= Bahram-e Pazhdo =

Zoroastrian poet

Bahram-e Pazhdo was a Zoroastrian and Persian poet of the 13th century.

Bahram-e Pazhdo's only surviving work is his Bahāriyyāt (), a 330-couplet composition, in hazaj meter, that dates to 1257. The poem celebrates the spring season, the Iranian new year festival Nowruz, the prophet Zoroaster, the praise of Kings and leaders who upheld or propagated the Zoroastrian religion, the righteous deceased of that faith, as well as those who might copy his poem. According to Professor Jaleh Amuzegar, the Bahariyyat "has little literary merit and is poorly composed."

The oldest surviving copy of the Bahariyyat is in a greater collection that dates to 1653-1655. That edition of the Bahariyyat, dated 1654, covers folios 219-223 of the 512-folio codex. As of 1989, the compendium was in the custody of the Public Library in Saint Petersburg, Russia.
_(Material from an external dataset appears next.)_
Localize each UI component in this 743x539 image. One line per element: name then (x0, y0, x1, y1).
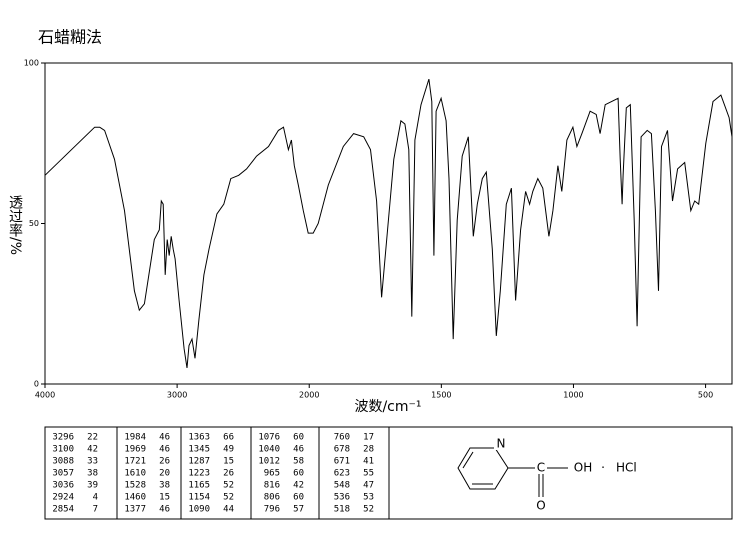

Bahram-e Pazhdo was the father of Zartosht Bahram, composer of the better-known Zaratosht-nama. In the son's verse adaptation of the Book of Arda Viraf and which immediately precedes the father's poem in the above-mentioned 512-folio codex, Bahram-e Pazhdo is described as a writer (dabir), as a man of letters (adib), as a priest (herbad) and astronomer, and as someone who wrote good poetry in Middle Persian and in New Persian.